Tout ça pour dire, que cet arrêt sur image (le ou la Covid) qui nous a tous cloué au sol pendant près de deux ans, c’est aussi l’occasion de se rappeler que Dieu existe et que la frugalité n’est pas l’apanage des pauvres mais le flambeau des patriotes qui veulent réussir ensemble !!!

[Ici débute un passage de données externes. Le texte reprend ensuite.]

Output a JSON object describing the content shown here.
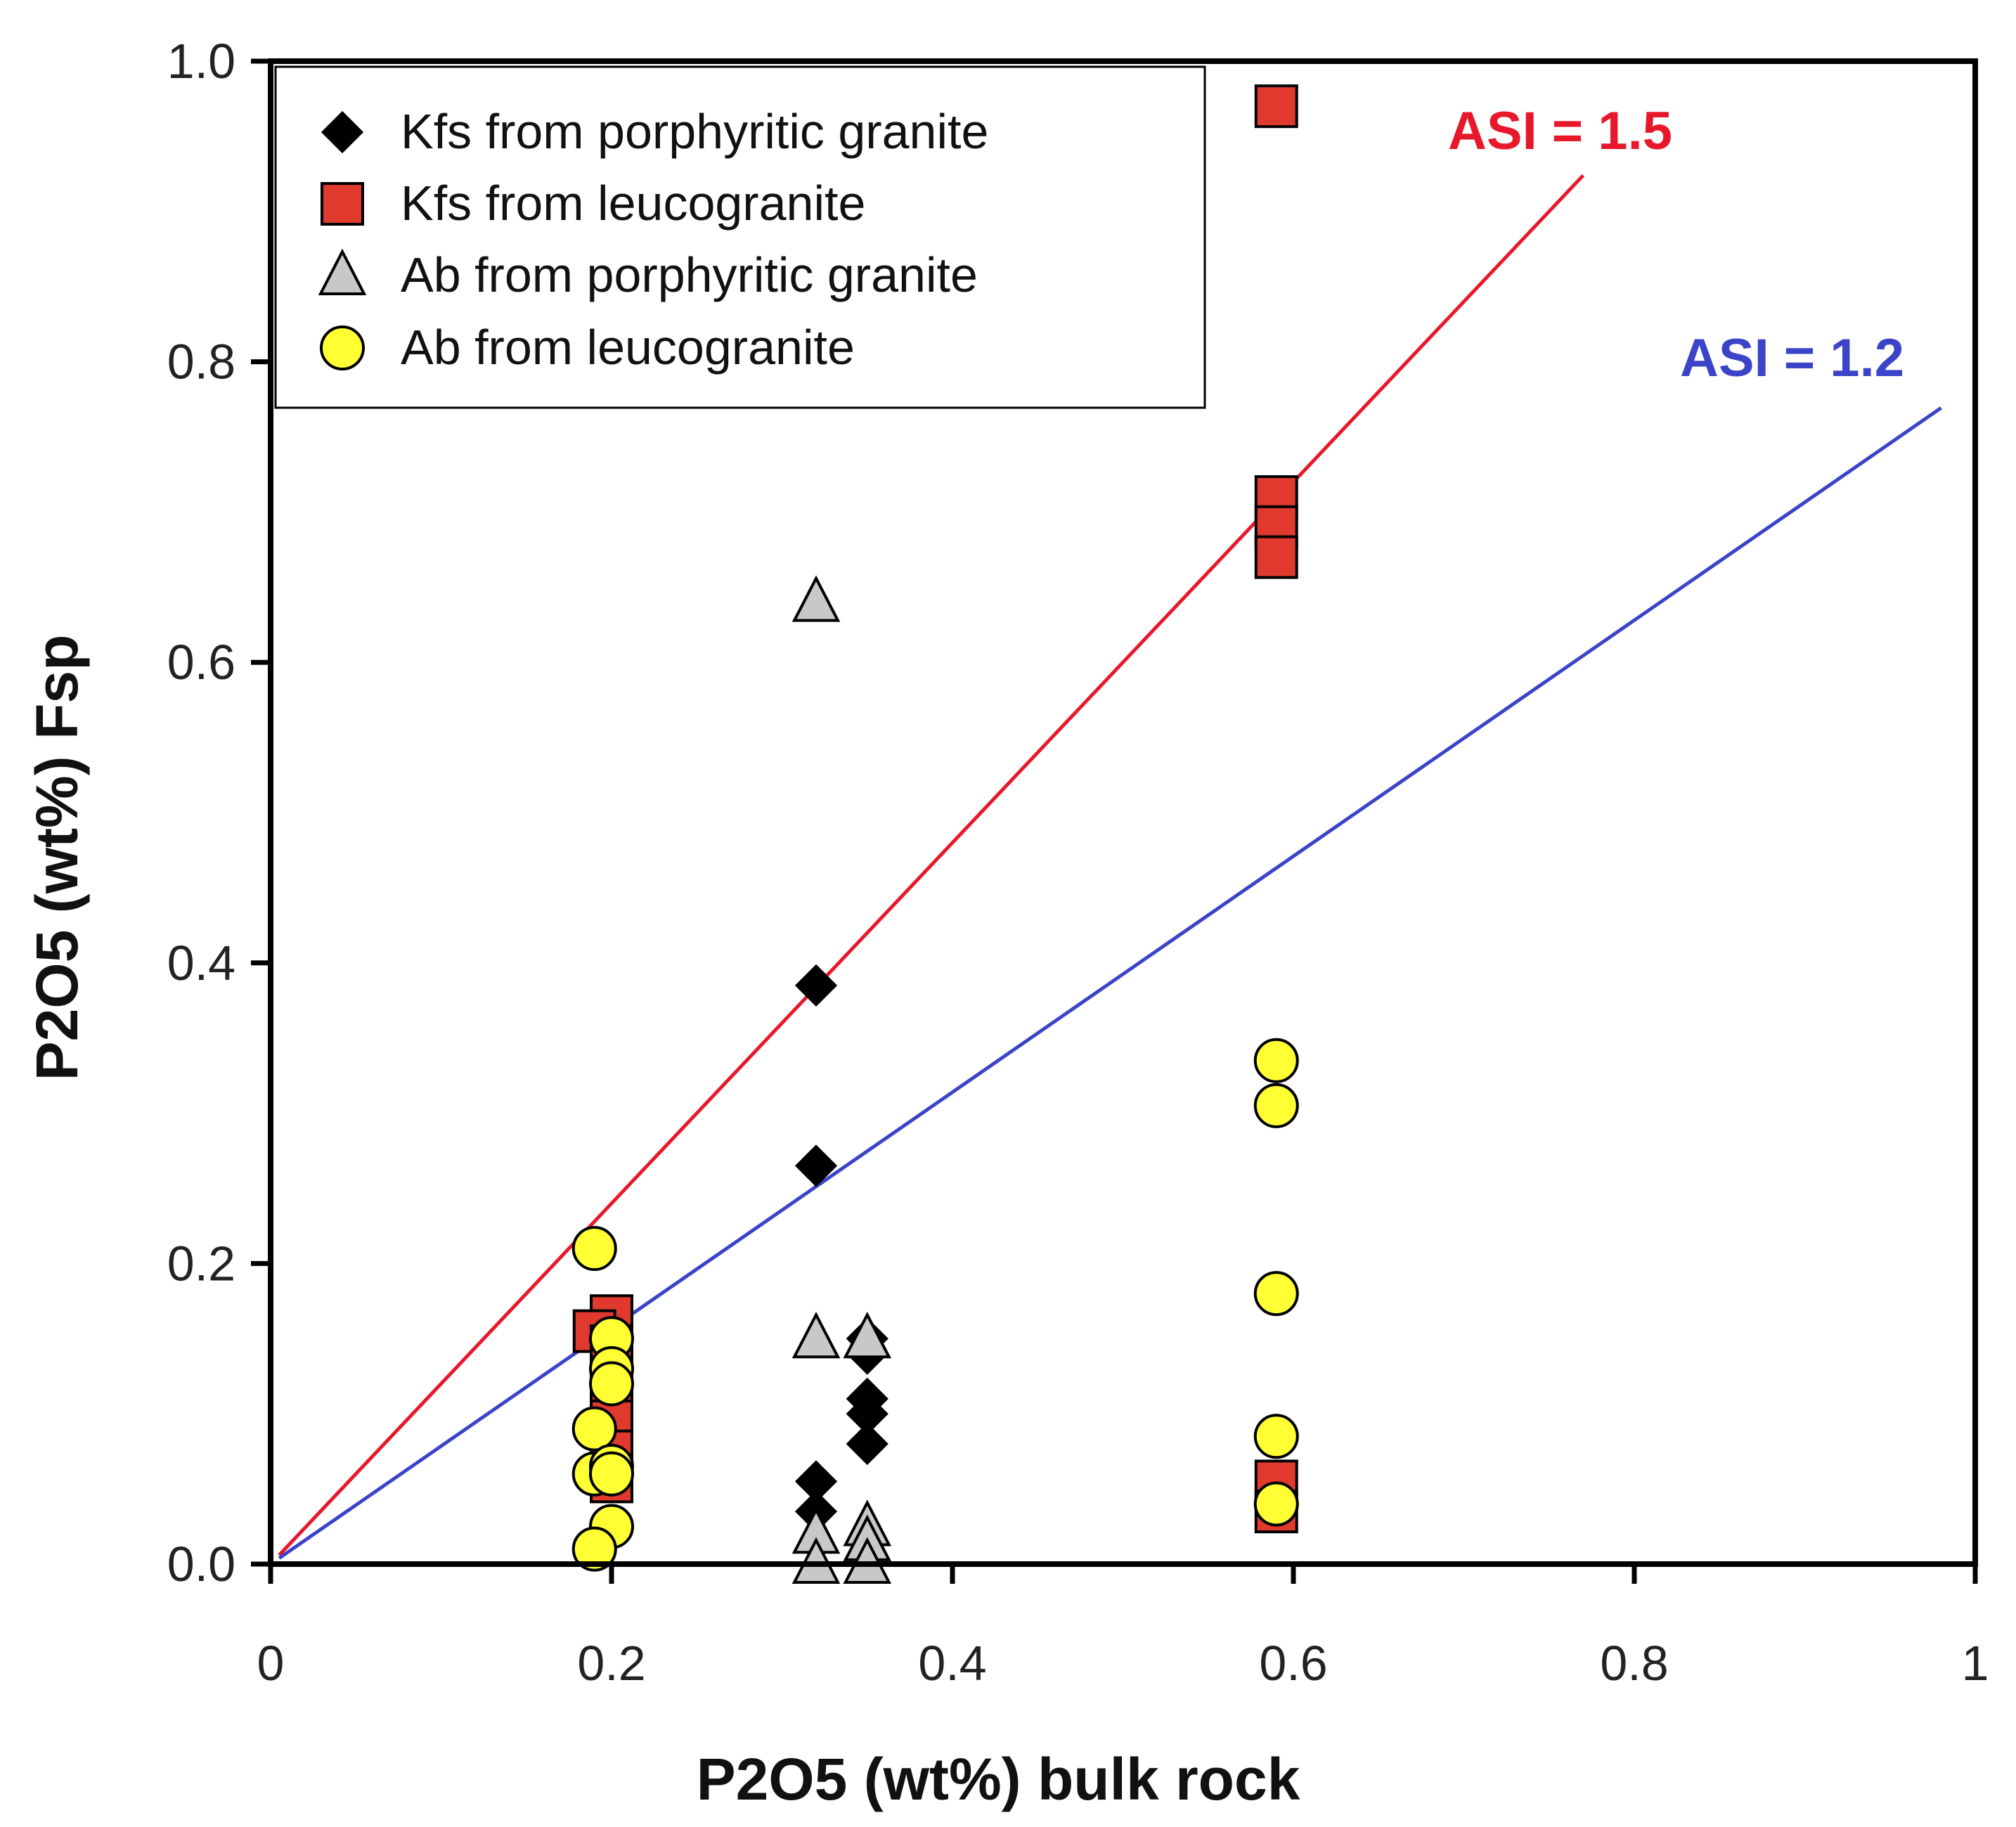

Notre pays a réalisé de belles choses, nous attendons beaucoup de notre plan de relance qui doit mettre à sa juste place l’auto-entrepreneur. Nous espérons que le nouveau statut de Tamwilkoum (ex-CCG), sa transformation en SA et le rappel dans son appellation le « financement de l’Entreprise » apportera avec lui plus d’agilité et de flexibilité pour nos auto-entrepreneurs, pas souvent très souvent pas préparés à négocier avec la banque.

Nous sommes prêts à être acteurs du changement positif attendu des résultats de la commission sur le nouveau modèle de développement mis en place sur hautes instructions Royales.

C’est possible de sortir par le haut avec un cadre structurant qu’est le nouveau modèle social en ayant une posture du Colibri. Le Maroc a tous les atouts pour mettre au point et déployer un projet de société inclusif exemplaire à l’échelle du continent qui mettra en avant stabilité, vision et intelligence collective.

Alors, à nous de jouer et de faire entendre notre voix déterminée et donner une chance nos actions win-win pour une Performance Globale.